I guess all these different naming systems are a result of Arduino being Open Source so to speak. But it does make things very confusing for a rank beginner like me.
The weird naming is because they are pin names taken from the microcontroller on the pcb
Inside most microcontrollers the pins will be broken up into “ports” generally sized by the architecture of the device.
E.g. this 8 bit micro would have 8 pin groupings. Not all pins of this port may be broken out for a given package. And due to constrains when the IC was laid out, they may not be in order either
So PB3 would be port B, pin 3
Pins can have more than 1 function. E.g. an interrupt. A signal to tell a micro to stop what its doing and attend to something right now. This is where INT0 etc come from. AIN is likely an analog comparitor peripheral, and OC are likely pwm output pins. “Output counter A pin 1”
There are some very helpful and clear diagrams of pinouts for a whole range of boards and processors on this site. I have several of these laminated for reference. http://www.pighixxx.net/pinoutspg/boards/
I have been using AVR’s about 10+ years before arduino existed and to me those arduino numbers are gibberish. Names like “PB2” can be directly found in the datasheets of the atMEGA328P.
As you’ve probably already found out the names between braces are of the “alternative” functions of the microcontroller pins, which are also described in the datasheet.
The arduino numbering is an attempt to make the “arduino” boards “independent” of the hardware used on the boards. Some of the arduino’s use an atMEGA328, others use atSAM3, and yet others such as the maple mini use an STM32. With such widely different microcontrollers it is not possible to use the pin naming scheme from the manufacturers, and arduino (unfortunately) chose to invent their own.
And then later somebody had the bright idea to make the colorful pinout flyers that @John_Pateman points to for all those different boards which is a sort of handy compromise after the original standards had been fouled.
The whole pin numbering of arduino is flawed and pretty dumb (apart from the abdominal digitalWrite()).
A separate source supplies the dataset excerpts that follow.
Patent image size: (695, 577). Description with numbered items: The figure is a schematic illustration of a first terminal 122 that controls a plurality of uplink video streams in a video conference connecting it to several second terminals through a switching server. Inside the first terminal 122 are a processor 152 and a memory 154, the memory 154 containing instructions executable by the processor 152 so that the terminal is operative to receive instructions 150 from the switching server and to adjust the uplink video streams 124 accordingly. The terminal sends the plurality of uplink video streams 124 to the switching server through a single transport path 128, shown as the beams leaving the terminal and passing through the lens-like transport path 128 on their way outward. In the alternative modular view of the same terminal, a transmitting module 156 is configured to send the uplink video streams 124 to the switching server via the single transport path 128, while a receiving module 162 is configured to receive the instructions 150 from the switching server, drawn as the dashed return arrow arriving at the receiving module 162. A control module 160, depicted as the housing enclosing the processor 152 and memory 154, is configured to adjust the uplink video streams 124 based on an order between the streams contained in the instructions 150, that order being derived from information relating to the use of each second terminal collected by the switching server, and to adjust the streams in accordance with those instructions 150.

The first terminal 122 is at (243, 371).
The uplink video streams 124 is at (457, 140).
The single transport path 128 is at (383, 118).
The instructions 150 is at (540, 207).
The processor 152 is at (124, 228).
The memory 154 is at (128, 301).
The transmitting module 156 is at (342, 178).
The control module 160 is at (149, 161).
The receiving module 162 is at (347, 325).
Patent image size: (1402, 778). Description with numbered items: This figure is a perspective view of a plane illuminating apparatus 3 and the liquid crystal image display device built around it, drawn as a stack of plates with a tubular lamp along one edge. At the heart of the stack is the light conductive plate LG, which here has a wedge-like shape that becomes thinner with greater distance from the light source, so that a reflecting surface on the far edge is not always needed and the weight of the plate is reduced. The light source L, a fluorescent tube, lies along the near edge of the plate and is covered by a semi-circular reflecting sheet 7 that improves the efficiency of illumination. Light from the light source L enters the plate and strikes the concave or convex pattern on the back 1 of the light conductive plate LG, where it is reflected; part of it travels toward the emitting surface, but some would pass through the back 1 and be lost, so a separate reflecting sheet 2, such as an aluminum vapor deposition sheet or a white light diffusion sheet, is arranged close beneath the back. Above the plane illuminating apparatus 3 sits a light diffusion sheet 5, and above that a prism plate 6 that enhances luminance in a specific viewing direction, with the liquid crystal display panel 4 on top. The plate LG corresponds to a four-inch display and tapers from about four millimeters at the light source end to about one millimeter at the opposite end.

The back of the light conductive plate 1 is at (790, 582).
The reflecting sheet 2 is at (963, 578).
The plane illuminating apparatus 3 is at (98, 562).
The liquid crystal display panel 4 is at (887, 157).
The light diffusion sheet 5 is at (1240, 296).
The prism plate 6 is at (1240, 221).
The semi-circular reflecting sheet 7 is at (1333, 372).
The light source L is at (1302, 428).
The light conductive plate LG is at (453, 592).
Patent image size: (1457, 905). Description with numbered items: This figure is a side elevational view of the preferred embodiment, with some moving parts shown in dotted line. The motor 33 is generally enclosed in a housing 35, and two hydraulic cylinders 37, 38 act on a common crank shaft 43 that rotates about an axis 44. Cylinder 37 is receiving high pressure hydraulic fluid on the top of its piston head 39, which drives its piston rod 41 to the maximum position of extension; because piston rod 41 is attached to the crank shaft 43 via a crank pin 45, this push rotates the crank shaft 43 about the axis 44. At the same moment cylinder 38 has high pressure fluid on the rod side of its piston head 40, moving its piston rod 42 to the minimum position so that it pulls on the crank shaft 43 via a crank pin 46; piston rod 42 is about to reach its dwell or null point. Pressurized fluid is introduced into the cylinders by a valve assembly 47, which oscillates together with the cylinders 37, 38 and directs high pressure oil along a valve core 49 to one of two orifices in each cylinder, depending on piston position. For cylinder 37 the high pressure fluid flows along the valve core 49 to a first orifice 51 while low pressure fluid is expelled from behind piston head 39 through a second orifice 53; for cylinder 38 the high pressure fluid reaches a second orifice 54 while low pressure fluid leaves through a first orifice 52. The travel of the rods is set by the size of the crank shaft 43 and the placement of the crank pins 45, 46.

Long before arduino it was standard to give pins a logical name in the software such as “LED_RED” or RELAY_A" and then map those names to actual hardware ports, partly to make it possible/easy to re-map stuff if needed, but also because you can easily do a search for those names in a decent IDE.
Do a search for “LED_RED” and you will find all references to that led.
In arduino do a search for “13” and I have no idea what you get.
Those are called “magic numbers” and should never be used in writing software.
Unfortunately arduino seems to have become the standard for teaching very mediocre habits to newbies.
I can remember when I first started programming Arduino (it wasn’t all that long ago and I started from zero). I wanted to create an header file so that I could have one receptacle for data type definitions and some common routines (standard Software Engineering practice). All hell broke loose because of the rule that one sketch (why are the not called programs like similar things in the rest of the programming universe) must reside in its own folder which must be of the same name.
I got the impression that there was a lot of wheel re-invention taking place at the time.